Average hourly earnings are estimated to have increased 5 cents (0.2%) in January, more than fully reversing December's 1 cent decline.

Background - Labor Force [Charts 30 - 41]

The employment data discussed above are based on a survey of employers. The data discussed below focus on the labor market status of residents and are derived from a survey of households.

The labor force is comprised of all non-institutionalized civilians, 16 years or older, who are either jobholders or jobseekers (i.e., actively sought work in the prior four weeks).

The labor force participation rate (LFPR), the share of the work-age population that has or is seeking paid employment, peaked at 67.3% in early 2000 and subsequently drifted downward on shifting demographic trends to reach 66.0% in mid-2007.

The participation decline persisted through and beyond the recession (for economic and demographic reasons) and, toward the end of 2013, reached a 36-year low (62.8%).
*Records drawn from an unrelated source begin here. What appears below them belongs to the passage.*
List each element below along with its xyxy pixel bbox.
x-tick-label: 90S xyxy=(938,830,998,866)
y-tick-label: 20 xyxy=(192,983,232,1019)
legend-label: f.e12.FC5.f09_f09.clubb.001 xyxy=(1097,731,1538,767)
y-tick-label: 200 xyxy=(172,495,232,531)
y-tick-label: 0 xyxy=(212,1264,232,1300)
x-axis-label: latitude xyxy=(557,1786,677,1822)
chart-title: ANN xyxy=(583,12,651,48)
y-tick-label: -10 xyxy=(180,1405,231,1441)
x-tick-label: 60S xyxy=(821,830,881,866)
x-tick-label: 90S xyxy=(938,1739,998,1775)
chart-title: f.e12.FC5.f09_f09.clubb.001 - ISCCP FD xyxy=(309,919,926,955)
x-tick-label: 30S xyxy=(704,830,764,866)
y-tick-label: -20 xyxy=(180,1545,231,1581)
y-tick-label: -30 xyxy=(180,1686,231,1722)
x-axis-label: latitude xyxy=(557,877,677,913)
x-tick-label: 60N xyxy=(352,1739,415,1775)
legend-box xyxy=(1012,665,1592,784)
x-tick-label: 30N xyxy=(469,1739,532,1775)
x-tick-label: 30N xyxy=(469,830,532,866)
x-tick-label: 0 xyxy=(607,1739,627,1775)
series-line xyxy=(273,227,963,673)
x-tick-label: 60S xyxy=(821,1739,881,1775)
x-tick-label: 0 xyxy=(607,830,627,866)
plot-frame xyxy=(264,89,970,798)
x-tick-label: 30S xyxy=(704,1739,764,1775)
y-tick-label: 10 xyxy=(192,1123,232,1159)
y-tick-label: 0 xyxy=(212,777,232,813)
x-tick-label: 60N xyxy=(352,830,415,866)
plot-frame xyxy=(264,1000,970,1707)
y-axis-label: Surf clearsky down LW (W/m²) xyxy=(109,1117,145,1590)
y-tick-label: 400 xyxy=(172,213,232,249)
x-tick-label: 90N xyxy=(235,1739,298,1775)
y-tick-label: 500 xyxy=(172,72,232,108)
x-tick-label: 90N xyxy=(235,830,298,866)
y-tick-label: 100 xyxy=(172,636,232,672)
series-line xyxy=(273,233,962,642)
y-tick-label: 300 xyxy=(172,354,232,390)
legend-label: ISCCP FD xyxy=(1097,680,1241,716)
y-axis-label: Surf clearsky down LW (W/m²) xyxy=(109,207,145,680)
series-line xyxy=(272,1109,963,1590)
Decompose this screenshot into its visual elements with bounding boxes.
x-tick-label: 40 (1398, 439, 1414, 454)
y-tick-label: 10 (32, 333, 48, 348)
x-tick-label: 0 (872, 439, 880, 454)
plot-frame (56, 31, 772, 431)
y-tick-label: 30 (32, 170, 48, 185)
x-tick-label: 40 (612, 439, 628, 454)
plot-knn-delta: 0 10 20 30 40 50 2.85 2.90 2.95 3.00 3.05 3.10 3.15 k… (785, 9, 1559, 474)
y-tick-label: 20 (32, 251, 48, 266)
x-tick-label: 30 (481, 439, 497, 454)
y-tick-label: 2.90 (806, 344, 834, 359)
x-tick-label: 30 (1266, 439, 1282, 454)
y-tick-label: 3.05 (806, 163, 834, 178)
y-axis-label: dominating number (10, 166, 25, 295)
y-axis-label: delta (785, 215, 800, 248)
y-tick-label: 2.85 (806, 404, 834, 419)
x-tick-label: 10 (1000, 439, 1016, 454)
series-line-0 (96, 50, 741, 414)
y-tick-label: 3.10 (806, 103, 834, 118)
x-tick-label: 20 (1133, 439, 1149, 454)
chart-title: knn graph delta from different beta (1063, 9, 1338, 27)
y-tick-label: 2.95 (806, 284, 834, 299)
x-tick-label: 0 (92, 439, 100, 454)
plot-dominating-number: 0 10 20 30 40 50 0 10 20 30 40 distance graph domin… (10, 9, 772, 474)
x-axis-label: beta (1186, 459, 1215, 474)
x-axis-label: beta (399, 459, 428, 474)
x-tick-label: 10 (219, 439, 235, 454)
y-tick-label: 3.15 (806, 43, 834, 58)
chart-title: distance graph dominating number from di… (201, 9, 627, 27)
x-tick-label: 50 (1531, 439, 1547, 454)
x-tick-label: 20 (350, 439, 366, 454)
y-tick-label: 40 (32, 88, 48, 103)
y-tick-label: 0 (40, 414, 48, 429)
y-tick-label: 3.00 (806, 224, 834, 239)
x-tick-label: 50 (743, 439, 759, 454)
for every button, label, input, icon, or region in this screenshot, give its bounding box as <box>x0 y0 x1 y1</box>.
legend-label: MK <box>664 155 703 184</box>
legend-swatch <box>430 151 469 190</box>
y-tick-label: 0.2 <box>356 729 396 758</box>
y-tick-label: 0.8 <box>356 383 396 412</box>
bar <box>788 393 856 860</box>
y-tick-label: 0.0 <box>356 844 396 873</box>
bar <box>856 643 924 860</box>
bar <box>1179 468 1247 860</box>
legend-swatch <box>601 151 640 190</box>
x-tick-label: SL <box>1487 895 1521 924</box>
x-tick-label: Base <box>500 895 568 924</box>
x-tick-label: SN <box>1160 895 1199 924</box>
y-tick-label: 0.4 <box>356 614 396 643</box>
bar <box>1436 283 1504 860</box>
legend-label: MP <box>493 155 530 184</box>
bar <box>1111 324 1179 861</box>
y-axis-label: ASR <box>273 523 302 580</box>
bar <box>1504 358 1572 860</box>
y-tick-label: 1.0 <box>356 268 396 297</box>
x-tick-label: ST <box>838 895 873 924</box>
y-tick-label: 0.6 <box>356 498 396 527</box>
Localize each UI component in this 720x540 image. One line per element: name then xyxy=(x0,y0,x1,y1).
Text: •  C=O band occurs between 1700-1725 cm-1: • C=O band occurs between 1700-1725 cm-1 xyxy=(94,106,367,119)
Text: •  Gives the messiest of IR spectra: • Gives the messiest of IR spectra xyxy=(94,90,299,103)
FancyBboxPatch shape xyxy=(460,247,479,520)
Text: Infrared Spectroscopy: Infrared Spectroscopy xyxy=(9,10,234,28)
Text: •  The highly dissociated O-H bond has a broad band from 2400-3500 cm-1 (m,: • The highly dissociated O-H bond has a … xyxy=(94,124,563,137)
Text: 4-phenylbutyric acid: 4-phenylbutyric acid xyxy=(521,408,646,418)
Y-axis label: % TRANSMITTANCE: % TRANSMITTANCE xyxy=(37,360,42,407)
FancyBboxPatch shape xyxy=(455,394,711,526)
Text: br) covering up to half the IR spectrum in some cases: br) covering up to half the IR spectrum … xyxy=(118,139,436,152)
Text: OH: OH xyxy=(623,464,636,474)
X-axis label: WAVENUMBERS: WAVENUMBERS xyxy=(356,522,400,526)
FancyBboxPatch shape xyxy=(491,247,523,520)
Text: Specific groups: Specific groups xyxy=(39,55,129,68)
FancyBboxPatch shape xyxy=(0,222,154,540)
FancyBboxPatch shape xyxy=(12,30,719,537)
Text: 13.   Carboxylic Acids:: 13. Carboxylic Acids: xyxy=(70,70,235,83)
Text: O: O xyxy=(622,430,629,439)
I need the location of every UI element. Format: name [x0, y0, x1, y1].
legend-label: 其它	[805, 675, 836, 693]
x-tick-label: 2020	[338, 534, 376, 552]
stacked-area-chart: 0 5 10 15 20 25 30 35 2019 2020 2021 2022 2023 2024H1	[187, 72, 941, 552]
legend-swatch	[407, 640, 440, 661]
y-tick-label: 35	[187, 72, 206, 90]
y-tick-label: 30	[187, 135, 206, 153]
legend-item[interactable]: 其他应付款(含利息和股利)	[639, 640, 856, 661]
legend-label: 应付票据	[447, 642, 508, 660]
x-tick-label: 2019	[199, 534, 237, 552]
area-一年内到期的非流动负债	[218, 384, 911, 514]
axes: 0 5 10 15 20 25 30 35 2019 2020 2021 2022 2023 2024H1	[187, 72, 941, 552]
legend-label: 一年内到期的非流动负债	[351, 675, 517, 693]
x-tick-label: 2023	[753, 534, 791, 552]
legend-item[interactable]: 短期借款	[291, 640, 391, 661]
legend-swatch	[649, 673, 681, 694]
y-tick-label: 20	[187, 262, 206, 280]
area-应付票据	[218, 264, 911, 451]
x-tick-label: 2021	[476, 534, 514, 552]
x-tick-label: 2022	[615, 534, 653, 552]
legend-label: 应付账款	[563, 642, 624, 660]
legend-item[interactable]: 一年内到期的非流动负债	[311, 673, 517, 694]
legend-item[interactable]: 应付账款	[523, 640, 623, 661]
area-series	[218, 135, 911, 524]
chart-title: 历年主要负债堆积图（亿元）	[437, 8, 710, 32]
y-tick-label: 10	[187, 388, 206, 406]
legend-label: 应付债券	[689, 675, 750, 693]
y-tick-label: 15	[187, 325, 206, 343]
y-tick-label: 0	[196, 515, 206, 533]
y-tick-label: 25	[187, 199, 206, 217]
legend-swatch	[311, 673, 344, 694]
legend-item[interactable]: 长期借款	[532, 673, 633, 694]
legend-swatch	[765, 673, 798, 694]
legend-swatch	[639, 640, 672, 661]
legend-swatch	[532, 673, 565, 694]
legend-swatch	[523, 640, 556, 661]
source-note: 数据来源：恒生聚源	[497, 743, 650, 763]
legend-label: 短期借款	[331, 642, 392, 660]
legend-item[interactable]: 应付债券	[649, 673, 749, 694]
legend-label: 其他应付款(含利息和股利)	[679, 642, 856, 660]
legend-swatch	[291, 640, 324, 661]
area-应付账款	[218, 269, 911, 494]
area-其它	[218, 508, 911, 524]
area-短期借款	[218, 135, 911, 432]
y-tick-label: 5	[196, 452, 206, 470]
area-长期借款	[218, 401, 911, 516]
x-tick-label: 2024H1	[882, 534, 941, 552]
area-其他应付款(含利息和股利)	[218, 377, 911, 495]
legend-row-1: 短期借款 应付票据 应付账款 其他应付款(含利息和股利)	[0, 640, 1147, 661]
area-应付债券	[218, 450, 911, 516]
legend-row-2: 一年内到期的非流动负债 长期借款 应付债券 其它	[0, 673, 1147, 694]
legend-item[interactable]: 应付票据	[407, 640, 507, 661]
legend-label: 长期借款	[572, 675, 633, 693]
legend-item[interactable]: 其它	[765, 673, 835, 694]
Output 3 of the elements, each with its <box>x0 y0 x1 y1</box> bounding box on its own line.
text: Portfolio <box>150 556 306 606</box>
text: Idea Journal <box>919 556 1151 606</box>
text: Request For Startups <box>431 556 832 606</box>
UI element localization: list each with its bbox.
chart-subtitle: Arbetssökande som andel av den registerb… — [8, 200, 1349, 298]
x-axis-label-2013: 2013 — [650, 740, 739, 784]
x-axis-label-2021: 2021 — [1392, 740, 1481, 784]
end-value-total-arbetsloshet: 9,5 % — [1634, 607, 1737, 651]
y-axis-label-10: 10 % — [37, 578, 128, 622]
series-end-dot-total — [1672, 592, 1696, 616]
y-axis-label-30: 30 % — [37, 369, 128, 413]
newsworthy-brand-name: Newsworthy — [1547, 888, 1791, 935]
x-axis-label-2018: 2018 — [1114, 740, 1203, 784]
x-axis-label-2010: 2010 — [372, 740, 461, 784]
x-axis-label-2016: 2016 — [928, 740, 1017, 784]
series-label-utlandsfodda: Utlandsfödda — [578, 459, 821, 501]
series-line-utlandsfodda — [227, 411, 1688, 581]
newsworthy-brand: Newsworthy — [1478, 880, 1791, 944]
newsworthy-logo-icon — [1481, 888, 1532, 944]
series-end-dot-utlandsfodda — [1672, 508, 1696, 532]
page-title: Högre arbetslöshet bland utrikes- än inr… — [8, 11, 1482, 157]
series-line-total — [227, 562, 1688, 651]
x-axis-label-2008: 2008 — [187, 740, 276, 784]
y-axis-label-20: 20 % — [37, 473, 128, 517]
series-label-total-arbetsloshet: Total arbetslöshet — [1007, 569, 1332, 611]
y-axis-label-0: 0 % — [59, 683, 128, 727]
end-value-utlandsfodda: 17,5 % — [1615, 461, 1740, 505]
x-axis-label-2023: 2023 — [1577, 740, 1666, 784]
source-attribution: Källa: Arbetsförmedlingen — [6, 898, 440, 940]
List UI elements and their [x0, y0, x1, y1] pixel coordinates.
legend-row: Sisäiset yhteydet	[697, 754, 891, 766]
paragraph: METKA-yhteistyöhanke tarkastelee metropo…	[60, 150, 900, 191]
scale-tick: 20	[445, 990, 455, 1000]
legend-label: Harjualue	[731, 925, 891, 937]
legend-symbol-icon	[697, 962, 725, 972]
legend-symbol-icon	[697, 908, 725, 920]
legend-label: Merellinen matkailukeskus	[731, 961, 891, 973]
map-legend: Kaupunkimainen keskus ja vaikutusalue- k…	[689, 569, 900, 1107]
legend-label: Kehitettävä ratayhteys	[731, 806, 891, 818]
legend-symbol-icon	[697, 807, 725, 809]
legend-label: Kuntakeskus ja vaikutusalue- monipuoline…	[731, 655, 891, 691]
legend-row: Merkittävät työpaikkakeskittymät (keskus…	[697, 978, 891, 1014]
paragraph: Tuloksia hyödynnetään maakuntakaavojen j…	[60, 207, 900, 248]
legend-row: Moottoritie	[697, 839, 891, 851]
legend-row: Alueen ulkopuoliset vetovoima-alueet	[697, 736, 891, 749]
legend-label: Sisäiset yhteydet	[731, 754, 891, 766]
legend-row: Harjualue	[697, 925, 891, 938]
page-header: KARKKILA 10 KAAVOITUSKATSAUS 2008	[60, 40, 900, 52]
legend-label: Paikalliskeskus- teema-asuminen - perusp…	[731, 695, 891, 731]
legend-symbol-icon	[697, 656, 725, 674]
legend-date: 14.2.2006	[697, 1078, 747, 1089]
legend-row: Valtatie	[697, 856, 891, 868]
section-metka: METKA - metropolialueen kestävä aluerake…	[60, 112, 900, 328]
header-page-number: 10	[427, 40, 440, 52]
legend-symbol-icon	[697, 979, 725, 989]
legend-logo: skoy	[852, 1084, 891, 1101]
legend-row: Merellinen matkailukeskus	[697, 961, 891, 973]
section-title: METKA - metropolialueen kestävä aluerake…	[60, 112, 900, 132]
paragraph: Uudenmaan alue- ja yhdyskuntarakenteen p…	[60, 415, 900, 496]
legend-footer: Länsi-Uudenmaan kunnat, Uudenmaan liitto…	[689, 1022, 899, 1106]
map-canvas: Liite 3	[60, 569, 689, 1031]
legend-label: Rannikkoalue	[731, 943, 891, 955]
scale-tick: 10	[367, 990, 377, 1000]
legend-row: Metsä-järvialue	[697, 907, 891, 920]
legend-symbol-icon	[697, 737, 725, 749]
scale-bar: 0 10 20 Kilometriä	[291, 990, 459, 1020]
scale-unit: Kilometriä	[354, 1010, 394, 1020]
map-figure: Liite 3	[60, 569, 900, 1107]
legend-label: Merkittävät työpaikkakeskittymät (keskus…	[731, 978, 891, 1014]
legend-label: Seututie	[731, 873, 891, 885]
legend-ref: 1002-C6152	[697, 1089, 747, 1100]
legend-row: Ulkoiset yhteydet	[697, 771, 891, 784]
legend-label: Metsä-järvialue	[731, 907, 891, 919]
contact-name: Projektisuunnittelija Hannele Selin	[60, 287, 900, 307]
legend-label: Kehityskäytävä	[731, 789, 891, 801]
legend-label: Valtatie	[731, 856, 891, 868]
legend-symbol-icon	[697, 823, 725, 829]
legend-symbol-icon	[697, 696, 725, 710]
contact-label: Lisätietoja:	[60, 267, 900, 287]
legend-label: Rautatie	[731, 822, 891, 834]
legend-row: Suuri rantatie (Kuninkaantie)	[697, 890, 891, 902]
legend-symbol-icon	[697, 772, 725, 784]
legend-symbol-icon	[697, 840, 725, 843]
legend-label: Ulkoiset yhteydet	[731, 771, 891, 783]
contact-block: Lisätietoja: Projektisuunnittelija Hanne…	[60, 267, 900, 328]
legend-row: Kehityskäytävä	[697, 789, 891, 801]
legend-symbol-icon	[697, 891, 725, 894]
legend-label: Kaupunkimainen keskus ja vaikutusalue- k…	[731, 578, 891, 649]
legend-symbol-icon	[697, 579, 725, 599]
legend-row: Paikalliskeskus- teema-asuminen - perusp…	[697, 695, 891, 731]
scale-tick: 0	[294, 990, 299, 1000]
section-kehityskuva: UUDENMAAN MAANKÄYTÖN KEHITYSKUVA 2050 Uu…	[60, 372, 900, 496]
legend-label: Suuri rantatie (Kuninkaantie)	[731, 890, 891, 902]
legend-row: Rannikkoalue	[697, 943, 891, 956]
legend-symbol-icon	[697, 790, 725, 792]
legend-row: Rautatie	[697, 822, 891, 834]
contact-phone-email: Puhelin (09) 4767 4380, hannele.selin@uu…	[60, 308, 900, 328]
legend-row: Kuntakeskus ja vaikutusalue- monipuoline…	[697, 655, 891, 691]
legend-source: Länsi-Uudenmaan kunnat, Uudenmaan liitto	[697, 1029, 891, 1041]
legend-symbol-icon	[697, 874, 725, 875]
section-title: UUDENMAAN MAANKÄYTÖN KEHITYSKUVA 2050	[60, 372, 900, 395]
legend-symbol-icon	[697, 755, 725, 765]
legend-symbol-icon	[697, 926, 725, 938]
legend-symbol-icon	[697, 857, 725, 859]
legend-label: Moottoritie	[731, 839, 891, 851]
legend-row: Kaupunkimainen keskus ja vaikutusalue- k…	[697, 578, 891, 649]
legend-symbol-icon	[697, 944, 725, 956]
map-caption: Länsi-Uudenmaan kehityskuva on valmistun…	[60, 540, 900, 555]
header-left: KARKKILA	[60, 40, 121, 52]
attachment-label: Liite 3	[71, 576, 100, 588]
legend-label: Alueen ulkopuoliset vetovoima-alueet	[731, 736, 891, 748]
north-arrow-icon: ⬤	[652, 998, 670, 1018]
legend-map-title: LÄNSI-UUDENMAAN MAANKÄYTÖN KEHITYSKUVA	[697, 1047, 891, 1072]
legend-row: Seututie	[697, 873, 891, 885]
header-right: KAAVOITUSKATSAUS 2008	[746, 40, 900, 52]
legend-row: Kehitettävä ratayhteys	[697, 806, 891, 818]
It then fluctuated around 62.8% through May of 2015 and has since drifted further downward.

Increasing retirement by Boomers (those born between 1946 and 1964) -- although at a slower rate than anticipated -- partially explains the LFPR’s decline. 

But the diminished participation of prime work-age adults (those between 25 and 54) accounts for much of the decline and that has significant implications for economic growth, as well as fiscal and monetary policies.

In December, the LFPR continued to inch up from September's decades-low (i.e., lowest since October 1977), and returned to June's 62.6%.

The unemployment rate (UR) was 5.0% in December, one-half the recessionary peak (October 2009). Friday's report should show that the UR remained at 5.0%, in close proximity to the Federal Reserve's policy target.

But the UR's decline overstates the recovery as much of it is due to jobseekers abandoning their search in frustration rather having fulfilled it with a job.

From the start of the recession, the work-age population has increased by 8.3%. The labor force rose 2.4% over the same period.

Were labor force participation equivalent to its pre-recession average (e.g., 66.1% between 2003-2007), the unemployment rate would be 10.0%.

The employment rate (i.e., jobholders as a proportion of the work-age population) rose to 59.5%, which exceeds the recession's nadir (58.2%) but falls short of the pre-recession average (e.g., 63.0% in 2007).

We look for BLS to report that the employment rate rose to 59.6% in January, which would be the highest since May 2009.

The number of jobholders (i.e., employed individuals) reached a record 149.9 million in December. Had the employment rate been equivalent to the pre-recession average, however, there would have been 9.2 million more jobholders in December.

Underemployment (i.e. involuntary part-time workers) fell gradually through much of the recovery. Since March, however, the decline has gained momentum and reduced underemployment by more than one-half million. December's count was one-third (35.2%) less than the early-2010 recessionary peak.

The most recent data indicate that long-term unemployment (spells exceeding 26 weeks) declined modestly (-1.5%) in December. Although monthly gyrations are common, the trend has been persistently downward. Since peaking in April 2010, long-term unemployment has fallen by more than two-thirds (69.3%).